Mustang (Deniz Gamze Ergüven, 2015): Turkey | France | Germany

Reviewed by Marlee Reed. Viewed at AFI Fest 2015.

Director Deniz Gamze Ergüven explores the taboo of female sexualization in her debut film Mustang. The storyline follows five sisters (Güneş Şensoy, Doğa Doğuşlu, Elit İşcan, Tuğba Sunguroğlu, and İlayda Akdoğan) growing up in contemporary Turkey. The storyline explores the concept of young girls being groomed and trained to become “the perfect wife” from a young age, eventually getting married off before they reach their eighteenth birthdays.

The film opens at the start of the girls’ summer break. On the way home, the girls encounter a group of boys and engage in an innocent beachside frolic before they head home. When they arrive home, they are accused of “pleasuring themselves” while on the shoulders of the boys, and the house is immediately turned into a “wife factory”, as the youngest sister Lale describes it. The girls are first subject to virginity tests, then taught how to cook, clean, and sew, as their uncle (Ayberk Pekcan) transforms the house into a literal prison. Anything that could be used to “sexualize” them further, such as cell phones, computers, makeup, gum, is locked away along with the girls’ freedom.

There was a lot of soft camera work during the film, giving off a feeling as if you were in the girls’ point of view. A good amount of the film was focused on their collective desire for freedom, to live normal lives.

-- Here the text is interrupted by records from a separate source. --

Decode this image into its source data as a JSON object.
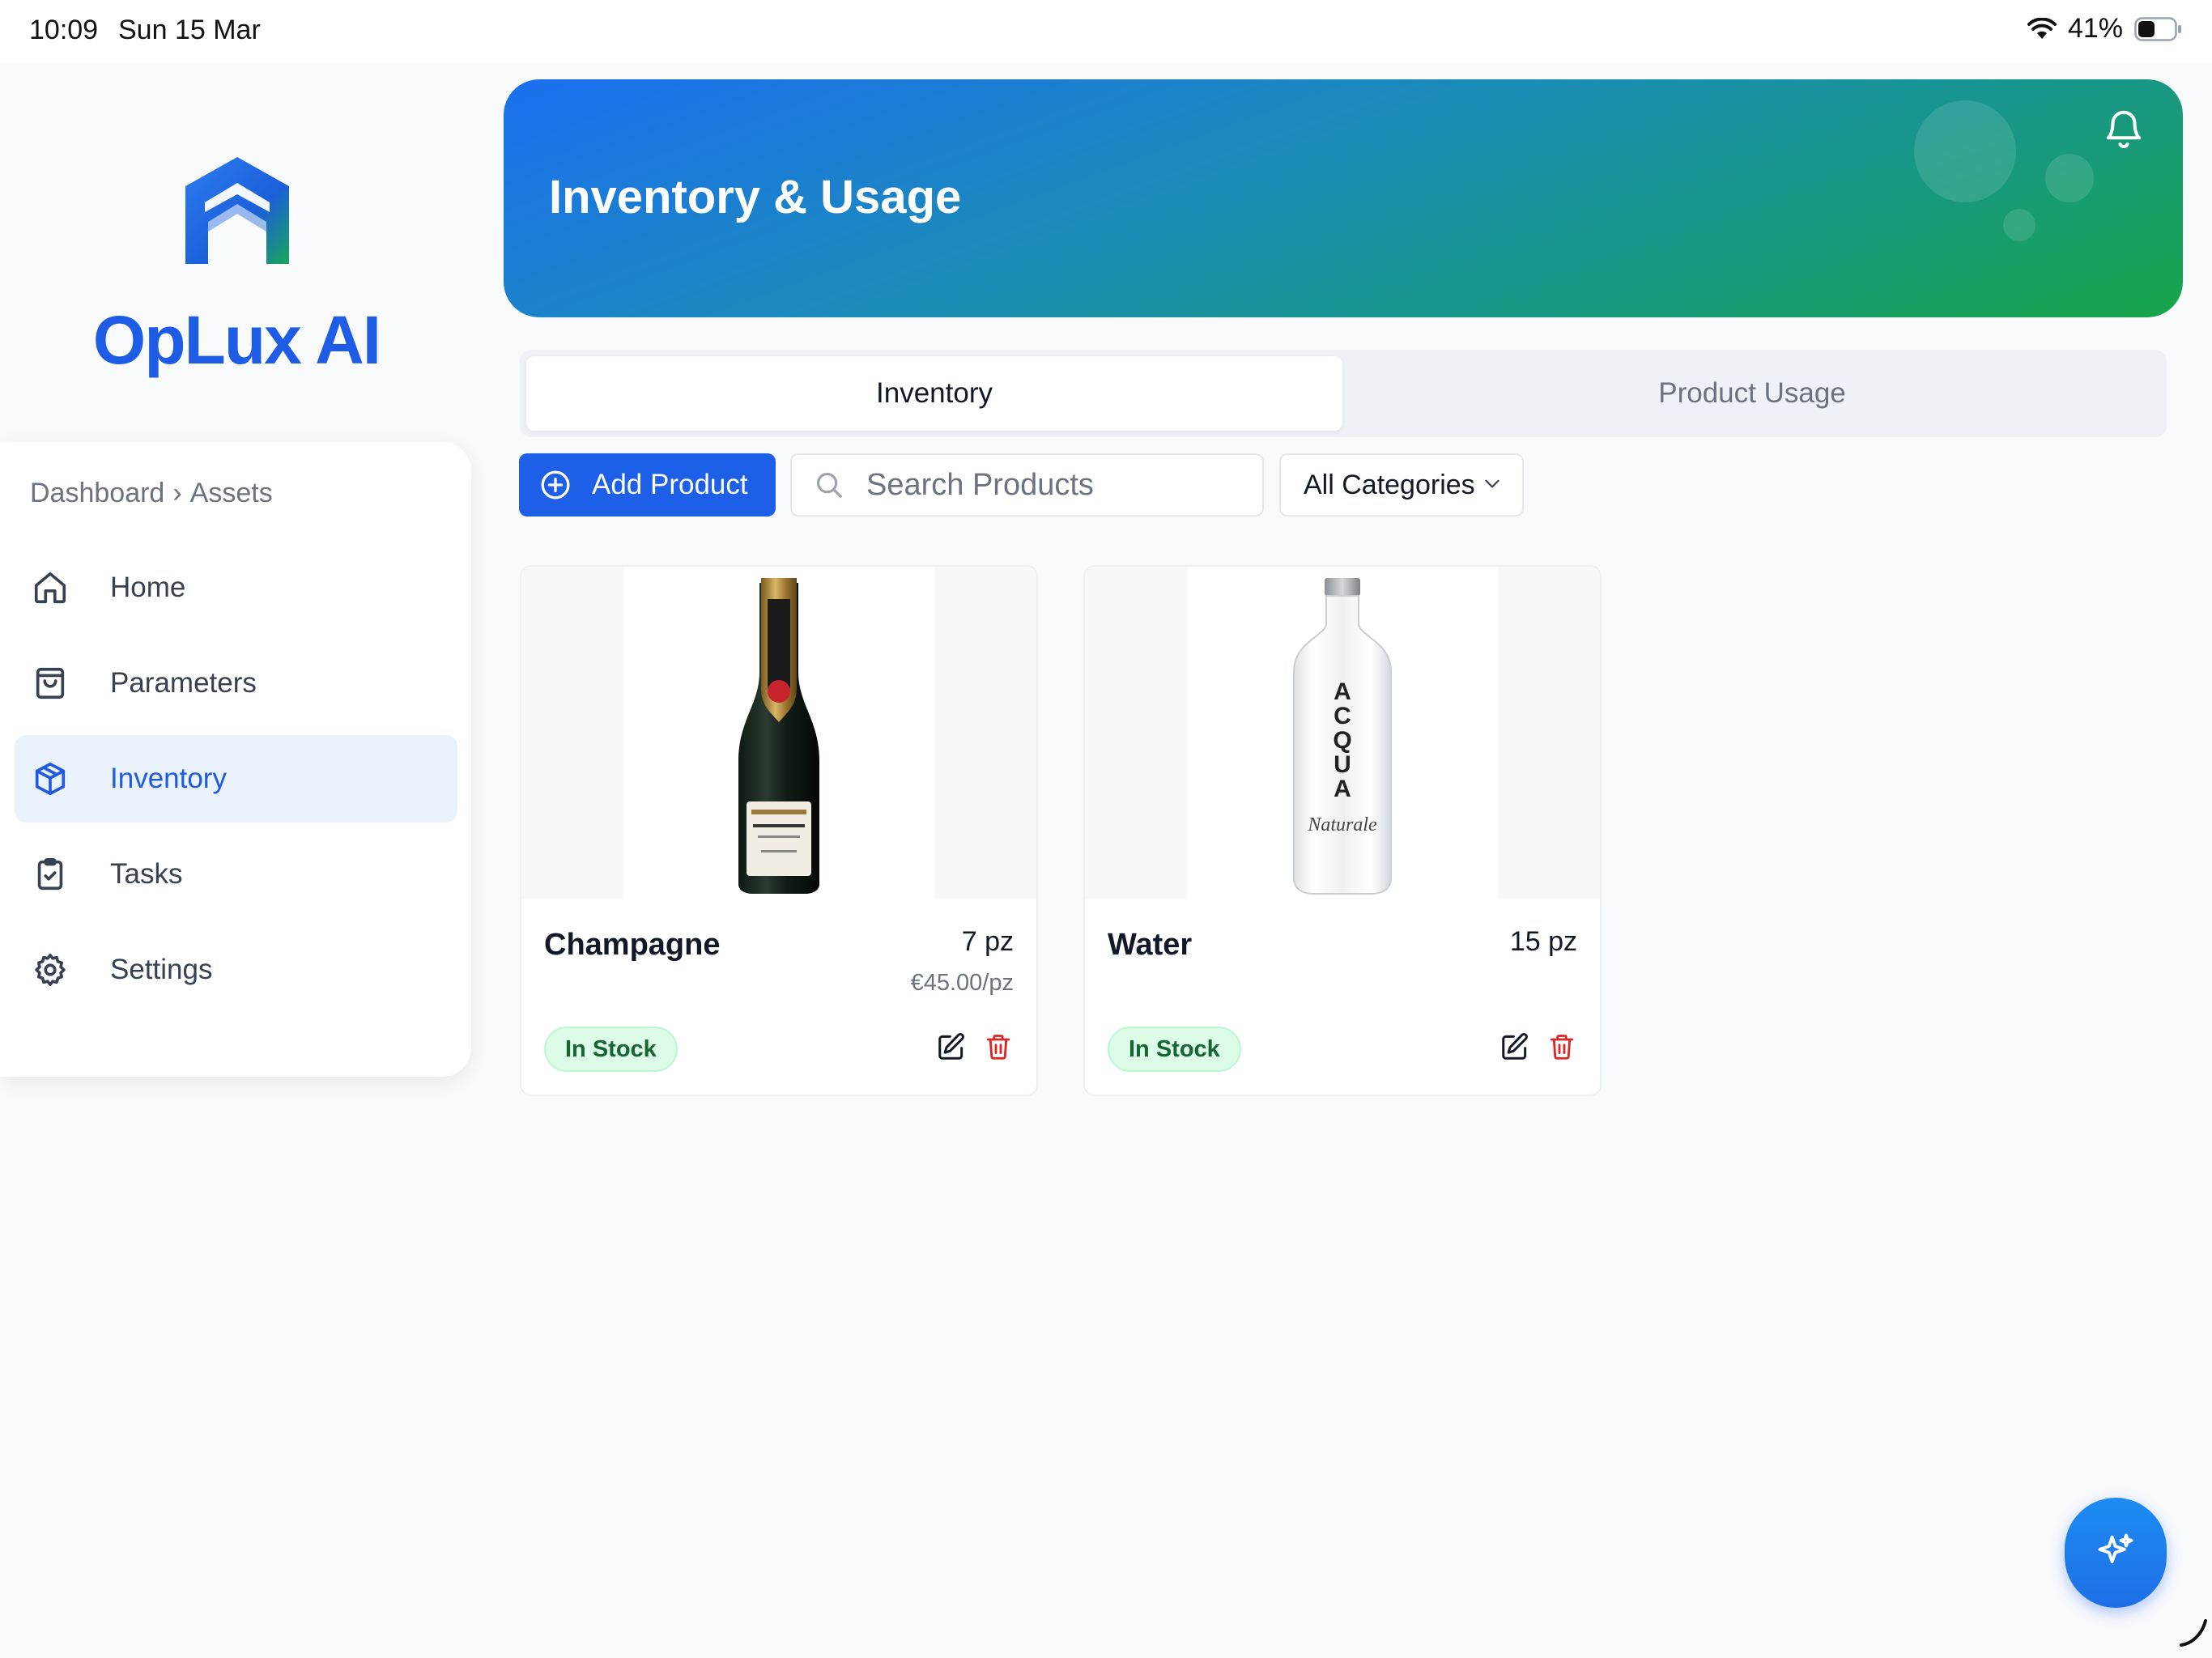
{
  "status_bar": {
    "time": "10:09",
    "date": "Sun 15 Mar",
    "battery": "41%"
  },
  "brand": {
    "name": "OpLux AI",
    "logo_icon": "oplux-logo-icon"
  },
  "sidebar": {
    "breadcrumb": {
      "root": "Dashboard",
      "separator": "›",
      "current": "Assets"
    },
    "items": [
      {
        "label": "Home",
        "icon": "home-icon",
        "active": false
      },
      {
        "label": "Parameters",
        "icon": "bag-icon",
        "active": false
      },
      {
        "label": "Inventory",
        "icon": "box-icon",
        "active": true
      },
      {
        "label": "Tasks",
        "icon": "clipboard-check-icon",
        "active": false
      },
      {
        "label": "Settings",
        "icon": "gear-icon",
        "active": false
      }
    ]
  },
  "header": {
    "title": "Inventory & Usage",
    "icon": "bell-icon"
  },
  "tabs": [
    {
      "label": "Inventory",
      "active": true
    },
    {
      "label": "Product Usage",
      "active": false
    }
  ],
  "toolbar": {
    "add_label": "Add Product",
    "search_placeholder": "Search Products",
    "search_value": "",
    "category_selected": "All Categories"
  },
  "products": [
    {
      "name": "Champagne",
      "quantity": "7 pz",
      "price": "€45.00/pz",
      "status": "In Stock",
      "image": "champagne-bottle-image"
    },
    {
      "name": "Water",
      "quantity": "15 pz",
      "price": "",
      "status": "In Stock",
      "image": "water-bottle-image"
    }
  ],
  "colors": {
    "accent": "#1d5fe6",
    "active_nav_bg": "#eaf2fe",
    "stock_badge_bg": "#dcfce7",
    "stock_badge_text": "#166534",
    "delete_icon": "#dc2626",
    "hero_gradient_start": "#1b6ff0",
    "hero_gradient_end": "#17a548"
  }
}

In one particular scene, when the girls attend a soccer game, the crowd around them is blurred out as their happiness is determined to be the main focus of the scene. There was a heavy implication of feminism in the film, especially in the youngest sister, Lale. She refused to give in to the concept of having to marry young and care for a man that she has only just met. In contrast to the slower paced scenes, there was a perfect display of scene cuts and fast-paced camera work during more dramatic scenes, such as Nur’s almost wedding.

With stunning visuals and a cast of characters that do their best at having you experience every emotion possible in it’s short run-time, Mustang is a film you do not want to miss.